🤖 AI Summary
This work addresses the lack of effective untargeted adversarial attack methods for semantic segmentation of 2D LiDAR range images by introducing diffusion models to this task for the first time. The proposed adversarial-guided diffusion attack integrates segmentation loss into the sampling process to steer the generation of adversarial examples, thereby inducing structured segmentation errors while preserving perceptual realism and data manifold consistency.

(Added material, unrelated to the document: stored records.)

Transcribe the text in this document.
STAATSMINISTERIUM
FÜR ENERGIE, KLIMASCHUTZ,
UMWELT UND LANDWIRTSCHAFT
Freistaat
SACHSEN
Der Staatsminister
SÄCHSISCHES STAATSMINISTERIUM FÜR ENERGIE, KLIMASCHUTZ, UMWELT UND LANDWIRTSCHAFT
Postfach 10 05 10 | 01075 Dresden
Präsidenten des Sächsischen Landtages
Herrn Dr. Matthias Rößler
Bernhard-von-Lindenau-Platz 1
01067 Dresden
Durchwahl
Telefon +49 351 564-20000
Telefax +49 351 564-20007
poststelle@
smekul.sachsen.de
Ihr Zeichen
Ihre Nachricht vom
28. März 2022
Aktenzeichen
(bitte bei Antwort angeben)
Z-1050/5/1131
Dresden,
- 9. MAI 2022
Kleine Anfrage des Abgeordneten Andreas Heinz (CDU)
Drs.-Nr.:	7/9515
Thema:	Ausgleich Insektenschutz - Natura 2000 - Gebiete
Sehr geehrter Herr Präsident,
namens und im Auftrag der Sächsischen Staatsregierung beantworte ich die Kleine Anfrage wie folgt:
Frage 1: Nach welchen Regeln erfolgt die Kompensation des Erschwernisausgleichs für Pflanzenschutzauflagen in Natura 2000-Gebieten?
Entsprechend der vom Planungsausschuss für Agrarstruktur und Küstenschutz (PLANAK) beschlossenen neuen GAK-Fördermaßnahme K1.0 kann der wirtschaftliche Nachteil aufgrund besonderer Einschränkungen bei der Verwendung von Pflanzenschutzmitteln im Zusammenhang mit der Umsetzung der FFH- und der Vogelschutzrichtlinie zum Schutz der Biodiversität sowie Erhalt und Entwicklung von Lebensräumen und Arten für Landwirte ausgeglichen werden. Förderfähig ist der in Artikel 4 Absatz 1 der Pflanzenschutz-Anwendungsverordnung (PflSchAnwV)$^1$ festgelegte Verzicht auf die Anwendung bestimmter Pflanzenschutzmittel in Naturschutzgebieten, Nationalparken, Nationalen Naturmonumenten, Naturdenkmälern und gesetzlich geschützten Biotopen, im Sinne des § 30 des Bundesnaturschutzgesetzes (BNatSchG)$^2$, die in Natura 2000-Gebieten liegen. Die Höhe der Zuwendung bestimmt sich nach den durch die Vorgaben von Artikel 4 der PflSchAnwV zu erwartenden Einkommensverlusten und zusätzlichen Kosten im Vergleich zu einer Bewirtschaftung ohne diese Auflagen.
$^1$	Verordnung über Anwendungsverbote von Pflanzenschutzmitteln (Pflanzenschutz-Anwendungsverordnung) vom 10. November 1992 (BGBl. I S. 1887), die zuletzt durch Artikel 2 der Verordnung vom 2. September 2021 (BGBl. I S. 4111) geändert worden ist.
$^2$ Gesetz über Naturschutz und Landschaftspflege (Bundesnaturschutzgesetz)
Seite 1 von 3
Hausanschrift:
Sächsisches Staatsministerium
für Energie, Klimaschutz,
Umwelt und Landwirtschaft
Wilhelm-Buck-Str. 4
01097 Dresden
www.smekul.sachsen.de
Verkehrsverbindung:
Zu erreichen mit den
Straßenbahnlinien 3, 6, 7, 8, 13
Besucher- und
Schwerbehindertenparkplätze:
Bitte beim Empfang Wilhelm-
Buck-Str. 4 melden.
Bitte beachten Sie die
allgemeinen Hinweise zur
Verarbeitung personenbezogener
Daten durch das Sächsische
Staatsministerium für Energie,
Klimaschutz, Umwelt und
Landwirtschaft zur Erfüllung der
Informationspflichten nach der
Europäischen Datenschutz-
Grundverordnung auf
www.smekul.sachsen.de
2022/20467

Experiments on the SemanticKITTI dataset demonstrate that the method not only achieves controllable attack strength and outperforms baseline approaches such as FGSM and SegPGD under white-box settings, but also exhibits strong cross-model transferability.
📝 Abstract
LiDAR semantic segmentation is a key perception task in autonomous driving, where false predictions can affect downstream planning and safety-critical decision-making. Although adversarial attacks, and specifically adversarial examples, have been widely studied for image classification and 3D point cloud segmentation, unrestricted adversarial examples remain largely unexplored in the space of 2D range images, which are projections of 3D point clouds. The proposed method is, to the best of our knowledge, the first diffusion-based unrestricted adversarial attack against 2D range-image segmentation, using adversarial guidance from a segmentation loss. By applying guidance directly during sampling, the method produces unrestricted adversarial examples that remain close to the learned LiDAR data manifold while inducing structured segmentation errors. Experiments on the SemanticKITTI dataset using RangeNet++ and CENet segmentation networks demonstrate that the attack provides adjustable degradation across guidance strengths and transfers across segmentation architectures. Compared with norm-bounded FGSM and SegPGD baselines, the proposed attack offers a distinct effectiveness-realism trade-off, achieving controllable white-box and transfer degradation while maintaining competitive distributional and visual realism.